Armed with an unloaded BB gun, 49-year-old Kevin Kenny called in a false report of a shooting to New London Police on May 28 and waited for them to arrive and kill him, according to an arrest warrant affidavit released today.

“I’m the guy you’re looking for,” he said as police officers arrived at his apartment at 1110 Ocean Avenue.

Kenny, who was shot that day by three officers, has since been released from the hospital. He was charged today with second-degree threatening, first-degree reckless endangerment, second-degree breach of peace, misuse of 911 and second-degree falsely reporting an incident.

Police obtained the arrest warrant June 21 but were unable to serve it immediately since Kenny was in the hospital recovering from his injuries. Kenny appeared in court this morning and was released on a written promise to appear in court again on July 19.

According to the warrant, Kenny called 911 at 8:02 p.m. to report that a woman had been shot at his apartment building and was lying in a pool of blood in the hallway. He went on to provide a description similar to his own of the shooter, who he said was still in the hallway.

Arriving at the scene, officers saw Kenny standing on the front walkway and identified him as a possible suspect, the warrant affidavit says. As officers Timothy Henderson and Justin Clachrie approached him, Kenny had his arms crossed across his chest and his right hand inside of his jacket and told police he was the shooter.

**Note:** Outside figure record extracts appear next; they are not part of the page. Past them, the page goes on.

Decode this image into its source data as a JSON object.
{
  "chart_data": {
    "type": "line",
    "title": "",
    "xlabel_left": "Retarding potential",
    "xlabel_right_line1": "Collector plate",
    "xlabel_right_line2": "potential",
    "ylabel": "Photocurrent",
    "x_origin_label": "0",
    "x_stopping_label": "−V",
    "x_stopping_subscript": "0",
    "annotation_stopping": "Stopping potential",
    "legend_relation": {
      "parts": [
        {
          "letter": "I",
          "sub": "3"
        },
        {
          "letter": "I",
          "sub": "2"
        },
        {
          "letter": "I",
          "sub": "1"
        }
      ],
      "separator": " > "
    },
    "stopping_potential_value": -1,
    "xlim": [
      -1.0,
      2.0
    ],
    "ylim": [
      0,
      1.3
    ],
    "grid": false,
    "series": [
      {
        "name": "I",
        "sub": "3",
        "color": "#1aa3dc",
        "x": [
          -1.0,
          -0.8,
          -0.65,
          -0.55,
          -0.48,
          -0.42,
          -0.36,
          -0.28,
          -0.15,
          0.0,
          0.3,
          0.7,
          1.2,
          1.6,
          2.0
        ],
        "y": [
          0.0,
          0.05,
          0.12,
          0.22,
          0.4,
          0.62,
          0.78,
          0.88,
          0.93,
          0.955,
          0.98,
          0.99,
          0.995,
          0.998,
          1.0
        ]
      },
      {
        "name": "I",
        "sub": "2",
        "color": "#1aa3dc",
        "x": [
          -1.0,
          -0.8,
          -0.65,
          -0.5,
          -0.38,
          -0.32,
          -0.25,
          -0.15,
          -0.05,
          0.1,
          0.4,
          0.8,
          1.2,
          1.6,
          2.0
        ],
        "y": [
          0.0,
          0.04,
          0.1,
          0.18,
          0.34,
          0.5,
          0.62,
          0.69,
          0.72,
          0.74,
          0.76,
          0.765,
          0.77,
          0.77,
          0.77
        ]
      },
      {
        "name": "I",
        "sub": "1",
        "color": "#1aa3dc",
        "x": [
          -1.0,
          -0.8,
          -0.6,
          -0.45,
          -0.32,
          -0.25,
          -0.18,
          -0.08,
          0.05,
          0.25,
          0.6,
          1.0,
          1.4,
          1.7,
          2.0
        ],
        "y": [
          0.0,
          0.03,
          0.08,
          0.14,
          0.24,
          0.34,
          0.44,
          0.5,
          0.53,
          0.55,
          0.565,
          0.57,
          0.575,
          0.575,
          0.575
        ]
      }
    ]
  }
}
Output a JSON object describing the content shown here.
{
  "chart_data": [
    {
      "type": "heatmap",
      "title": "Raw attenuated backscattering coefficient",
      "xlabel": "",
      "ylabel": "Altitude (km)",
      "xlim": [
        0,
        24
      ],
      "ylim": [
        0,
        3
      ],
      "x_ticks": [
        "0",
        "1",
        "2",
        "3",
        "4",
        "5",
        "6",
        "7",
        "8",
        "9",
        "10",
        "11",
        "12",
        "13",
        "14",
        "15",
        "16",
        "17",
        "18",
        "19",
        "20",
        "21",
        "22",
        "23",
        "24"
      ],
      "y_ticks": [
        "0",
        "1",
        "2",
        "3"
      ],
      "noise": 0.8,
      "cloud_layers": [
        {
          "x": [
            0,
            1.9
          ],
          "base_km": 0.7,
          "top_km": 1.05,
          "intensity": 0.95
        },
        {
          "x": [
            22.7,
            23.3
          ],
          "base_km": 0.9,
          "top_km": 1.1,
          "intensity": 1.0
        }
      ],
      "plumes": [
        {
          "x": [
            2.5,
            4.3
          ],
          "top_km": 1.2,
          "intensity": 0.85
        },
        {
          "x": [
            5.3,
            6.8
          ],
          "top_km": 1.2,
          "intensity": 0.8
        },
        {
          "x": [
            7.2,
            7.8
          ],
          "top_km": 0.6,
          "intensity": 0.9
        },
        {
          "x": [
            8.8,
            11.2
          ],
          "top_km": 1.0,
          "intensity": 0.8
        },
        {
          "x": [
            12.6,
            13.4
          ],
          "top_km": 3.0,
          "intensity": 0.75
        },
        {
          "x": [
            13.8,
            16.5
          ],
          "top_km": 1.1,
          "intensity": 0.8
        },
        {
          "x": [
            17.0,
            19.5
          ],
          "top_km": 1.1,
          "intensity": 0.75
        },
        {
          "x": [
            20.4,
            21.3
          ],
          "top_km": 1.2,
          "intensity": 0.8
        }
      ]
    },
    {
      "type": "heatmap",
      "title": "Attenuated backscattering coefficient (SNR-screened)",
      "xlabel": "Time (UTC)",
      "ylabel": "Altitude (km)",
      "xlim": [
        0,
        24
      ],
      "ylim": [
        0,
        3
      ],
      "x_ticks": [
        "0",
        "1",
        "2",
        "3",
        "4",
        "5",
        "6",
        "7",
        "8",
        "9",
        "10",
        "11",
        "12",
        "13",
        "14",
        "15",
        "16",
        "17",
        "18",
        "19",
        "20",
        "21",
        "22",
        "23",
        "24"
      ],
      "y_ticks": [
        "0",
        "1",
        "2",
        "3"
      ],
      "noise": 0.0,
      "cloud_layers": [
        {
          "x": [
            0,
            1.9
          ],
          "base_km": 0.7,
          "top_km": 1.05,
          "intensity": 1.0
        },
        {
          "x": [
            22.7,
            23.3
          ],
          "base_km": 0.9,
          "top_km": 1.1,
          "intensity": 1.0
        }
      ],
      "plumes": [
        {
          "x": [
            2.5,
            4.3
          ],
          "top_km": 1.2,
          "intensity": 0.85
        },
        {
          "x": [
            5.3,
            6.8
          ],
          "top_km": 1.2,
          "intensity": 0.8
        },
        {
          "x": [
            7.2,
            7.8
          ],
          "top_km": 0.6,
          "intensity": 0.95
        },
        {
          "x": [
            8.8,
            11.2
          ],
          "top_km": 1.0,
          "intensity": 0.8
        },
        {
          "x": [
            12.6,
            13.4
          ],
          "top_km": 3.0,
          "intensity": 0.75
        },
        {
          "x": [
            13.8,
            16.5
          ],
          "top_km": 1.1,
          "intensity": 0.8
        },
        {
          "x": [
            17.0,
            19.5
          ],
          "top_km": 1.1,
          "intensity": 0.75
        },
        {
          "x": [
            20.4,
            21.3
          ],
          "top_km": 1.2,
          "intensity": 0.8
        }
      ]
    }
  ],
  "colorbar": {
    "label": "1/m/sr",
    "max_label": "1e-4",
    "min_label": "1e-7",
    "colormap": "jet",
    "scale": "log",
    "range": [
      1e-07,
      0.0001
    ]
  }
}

The officers said Kenny pulled both of his hands out of his jacket and had a black handgun in his right hand. He pointed the gun at Henderson and refused his order to “Drop your gun.” Clachrie shot Kenny with his department-issued Glock 22 handgun, “while in fear that officer Henderson was about to be shot,” the warrant says. Henderson and officer John Michaud also fired at Kenny until he fell to the ground.

Kenny immediately began apologizing to the officers for “making them do this,” according to the affidavit.  Interviewed a day later at Lawrence & Memorial Hospital, Kenny told police he had been trying to kill himself but he could not do it. He said he has been treated for schizophrenia, obsessive compulsive disorder, extreme nervous disorder and depression. He said he had been hearing voices for the past year and a half and despite taking his medications and had become depressed.

“He finally decided to have a police officer shoot him, after hearing that this was a common way for people to kill themselves,” the affidavit says. He purchased a BB gun at Wal-Mart in March of 2011, but told police he did not purchase any ammunition for the gun “because it was going to be a prop.” Immediately after being shot, he said he believed that his plan had worked.

The three officers were placed on paid administrative leave immediately after the incident. They returned to administrative duty several days later and have since been returned to full duty. The incident was investigated internally and by the New London State’s Attorney’s office.